Preparing Your Agency for the Transition
When it comes to preparing for the transition, invest in your agency. For some independent agents, this takes a behavioral change. To execute a successful succession plan, get comfortable investing in your business and making it more valuable. This includes investing in people, facilities and technology—everything that can help set your agency apart from the crowd.
This level of investment should be a part of your agency's ongoing strategy. The worst thing you can do is grow complacent, rely on renewals, fail to invest and expect your agency to survive. If your agency's book of business deteriorates over time and you fail to make attaining new business or purchasing leading-edge technology a priority, you may find yourself taking cash away from your planned retirement to make last-minute upgrades.
In addition to investing, set your agency apart by taking care of the basics. Get your financials in order. Look at your agency through the lens of a potential buyer. Consider areas where you might be vulnerable and shore up those weaknesses. For example, is there concentration risk in the ownership of customer relationships?
From a legal and tax standpoint, it is well worth the time and expense to ask for outside counsel.

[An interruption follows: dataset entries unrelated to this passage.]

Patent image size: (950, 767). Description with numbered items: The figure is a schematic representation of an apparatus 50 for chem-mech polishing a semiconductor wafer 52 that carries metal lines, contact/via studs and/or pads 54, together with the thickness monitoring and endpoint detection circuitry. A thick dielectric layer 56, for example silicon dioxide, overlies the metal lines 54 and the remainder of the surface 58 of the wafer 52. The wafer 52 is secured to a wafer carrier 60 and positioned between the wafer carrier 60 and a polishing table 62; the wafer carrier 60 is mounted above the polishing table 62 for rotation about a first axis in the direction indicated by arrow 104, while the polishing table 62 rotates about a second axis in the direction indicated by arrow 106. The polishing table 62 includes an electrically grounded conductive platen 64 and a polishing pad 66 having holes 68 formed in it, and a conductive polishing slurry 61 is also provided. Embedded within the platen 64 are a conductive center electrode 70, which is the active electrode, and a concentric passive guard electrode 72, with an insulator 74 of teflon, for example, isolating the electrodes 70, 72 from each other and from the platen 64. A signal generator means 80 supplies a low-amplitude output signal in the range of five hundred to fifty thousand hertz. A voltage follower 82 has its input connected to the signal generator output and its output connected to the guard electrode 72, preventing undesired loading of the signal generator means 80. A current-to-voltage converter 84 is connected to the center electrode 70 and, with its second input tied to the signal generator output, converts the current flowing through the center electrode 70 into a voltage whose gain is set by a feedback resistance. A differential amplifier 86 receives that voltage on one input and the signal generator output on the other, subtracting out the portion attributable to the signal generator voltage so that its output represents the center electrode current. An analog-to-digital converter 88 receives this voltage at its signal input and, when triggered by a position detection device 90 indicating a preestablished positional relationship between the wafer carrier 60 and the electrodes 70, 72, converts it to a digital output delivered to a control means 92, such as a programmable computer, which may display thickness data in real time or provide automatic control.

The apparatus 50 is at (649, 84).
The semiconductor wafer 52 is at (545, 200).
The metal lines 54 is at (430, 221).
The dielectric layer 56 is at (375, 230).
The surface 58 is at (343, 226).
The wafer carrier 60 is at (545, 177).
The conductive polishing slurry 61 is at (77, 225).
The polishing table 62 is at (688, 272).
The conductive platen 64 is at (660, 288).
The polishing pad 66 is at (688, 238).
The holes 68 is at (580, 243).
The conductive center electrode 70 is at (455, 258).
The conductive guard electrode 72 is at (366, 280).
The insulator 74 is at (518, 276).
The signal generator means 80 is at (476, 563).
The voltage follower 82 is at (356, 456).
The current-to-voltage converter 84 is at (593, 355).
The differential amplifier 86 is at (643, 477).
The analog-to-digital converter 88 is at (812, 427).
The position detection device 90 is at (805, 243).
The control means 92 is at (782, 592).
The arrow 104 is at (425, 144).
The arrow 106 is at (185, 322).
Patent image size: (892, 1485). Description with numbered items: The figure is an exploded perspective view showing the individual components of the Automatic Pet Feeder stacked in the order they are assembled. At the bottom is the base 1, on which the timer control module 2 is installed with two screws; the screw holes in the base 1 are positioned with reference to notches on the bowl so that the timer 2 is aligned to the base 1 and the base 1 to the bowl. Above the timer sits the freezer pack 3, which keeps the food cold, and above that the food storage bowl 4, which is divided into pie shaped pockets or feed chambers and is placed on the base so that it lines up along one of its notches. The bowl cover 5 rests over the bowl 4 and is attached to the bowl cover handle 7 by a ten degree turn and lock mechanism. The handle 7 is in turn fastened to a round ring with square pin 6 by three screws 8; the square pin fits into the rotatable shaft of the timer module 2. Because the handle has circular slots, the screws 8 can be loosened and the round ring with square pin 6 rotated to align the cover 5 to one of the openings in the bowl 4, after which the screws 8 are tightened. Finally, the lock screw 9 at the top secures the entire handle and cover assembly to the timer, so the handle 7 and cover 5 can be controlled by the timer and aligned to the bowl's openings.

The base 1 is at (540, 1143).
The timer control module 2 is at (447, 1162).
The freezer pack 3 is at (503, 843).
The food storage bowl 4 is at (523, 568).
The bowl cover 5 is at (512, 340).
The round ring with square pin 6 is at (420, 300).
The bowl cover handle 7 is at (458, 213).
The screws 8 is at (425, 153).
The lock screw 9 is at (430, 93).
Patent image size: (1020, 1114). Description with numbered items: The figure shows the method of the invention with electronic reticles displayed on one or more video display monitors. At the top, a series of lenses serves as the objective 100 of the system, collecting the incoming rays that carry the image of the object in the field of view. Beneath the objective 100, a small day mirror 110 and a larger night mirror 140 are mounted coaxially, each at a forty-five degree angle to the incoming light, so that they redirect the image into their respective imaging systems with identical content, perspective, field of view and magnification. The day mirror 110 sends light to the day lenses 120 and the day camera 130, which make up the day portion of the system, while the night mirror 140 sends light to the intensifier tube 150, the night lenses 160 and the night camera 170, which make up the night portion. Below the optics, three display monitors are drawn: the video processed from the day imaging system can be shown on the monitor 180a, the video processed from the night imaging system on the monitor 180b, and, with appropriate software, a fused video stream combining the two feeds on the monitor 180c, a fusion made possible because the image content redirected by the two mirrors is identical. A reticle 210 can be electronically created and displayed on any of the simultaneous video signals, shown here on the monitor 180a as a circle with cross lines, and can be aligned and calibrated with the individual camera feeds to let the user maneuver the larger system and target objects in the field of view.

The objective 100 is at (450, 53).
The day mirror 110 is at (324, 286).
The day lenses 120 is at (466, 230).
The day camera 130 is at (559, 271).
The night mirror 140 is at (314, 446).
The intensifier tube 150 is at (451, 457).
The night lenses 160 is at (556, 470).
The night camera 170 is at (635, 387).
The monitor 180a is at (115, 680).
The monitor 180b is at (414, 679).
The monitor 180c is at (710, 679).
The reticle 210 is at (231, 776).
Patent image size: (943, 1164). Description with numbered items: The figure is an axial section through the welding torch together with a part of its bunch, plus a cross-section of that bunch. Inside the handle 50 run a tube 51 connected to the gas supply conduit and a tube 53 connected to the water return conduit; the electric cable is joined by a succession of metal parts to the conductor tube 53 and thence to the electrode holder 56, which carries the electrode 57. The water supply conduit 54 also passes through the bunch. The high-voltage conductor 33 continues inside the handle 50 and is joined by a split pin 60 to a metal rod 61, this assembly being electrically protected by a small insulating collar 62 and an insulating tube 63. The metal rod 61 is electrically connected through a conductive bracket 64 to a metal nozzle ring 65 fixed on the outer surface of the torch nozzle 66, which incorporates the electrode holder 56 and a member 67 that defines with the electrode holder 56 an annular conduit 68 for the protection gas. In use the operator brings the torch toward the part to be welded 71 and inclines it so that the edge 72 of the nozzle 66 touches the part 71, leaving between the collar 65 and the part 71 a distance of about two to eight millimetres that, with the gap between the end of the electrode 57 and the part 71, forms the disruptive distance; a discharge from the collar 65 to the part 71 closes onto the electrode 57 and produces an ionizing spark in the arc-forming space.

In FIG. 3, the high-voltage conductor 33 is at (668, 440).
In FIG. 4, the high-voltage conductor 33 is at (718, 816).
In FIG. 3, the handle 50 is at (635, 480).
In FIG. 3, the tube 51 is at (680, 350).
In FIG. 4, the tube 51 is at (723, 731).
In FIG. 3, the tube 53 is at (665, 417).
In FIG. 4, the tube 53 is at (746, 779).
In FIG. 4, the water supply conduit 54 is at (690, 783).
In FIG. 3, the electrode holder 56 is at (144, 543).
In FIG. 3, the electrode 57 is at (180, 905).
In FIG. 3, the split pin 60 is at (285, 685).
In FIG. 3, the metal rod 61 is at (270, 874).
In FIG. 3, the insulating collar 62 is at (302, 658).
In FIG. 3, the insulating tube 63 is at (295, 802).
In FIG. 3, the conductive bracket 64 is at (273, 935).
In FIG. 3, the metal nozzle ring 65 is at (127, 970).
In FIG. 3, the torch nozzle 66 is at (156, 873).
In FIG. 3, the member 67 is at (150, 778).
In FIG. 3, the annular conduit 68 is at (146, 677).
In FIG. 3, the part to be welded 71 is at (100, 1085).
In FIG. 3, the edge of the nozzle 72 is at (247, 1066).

The same is true in obtaining an accurate valuation for your agency. Rely on accountants and lawyers who have worked with independent agents on M&A activity for years. They know market multiples and understand the vagaries of the industry. Ask them for honest advice about how much your agency is worth—and don't be afraid of the answer.
It is said that starting a new job, finding a house and getting married are the three most stressful times in life. If you're an independent agent, getting ready to transition your agency will trump all three.
Develop your succession plan now. You will rest easier knowing your business is well-positioned for the future. That peace of mind is invaluable.
Sean Kenny is vice president of corporate development for SIAA (Strategic Insurance Agency Alliance), the nation's largest independent insurance agency alliance.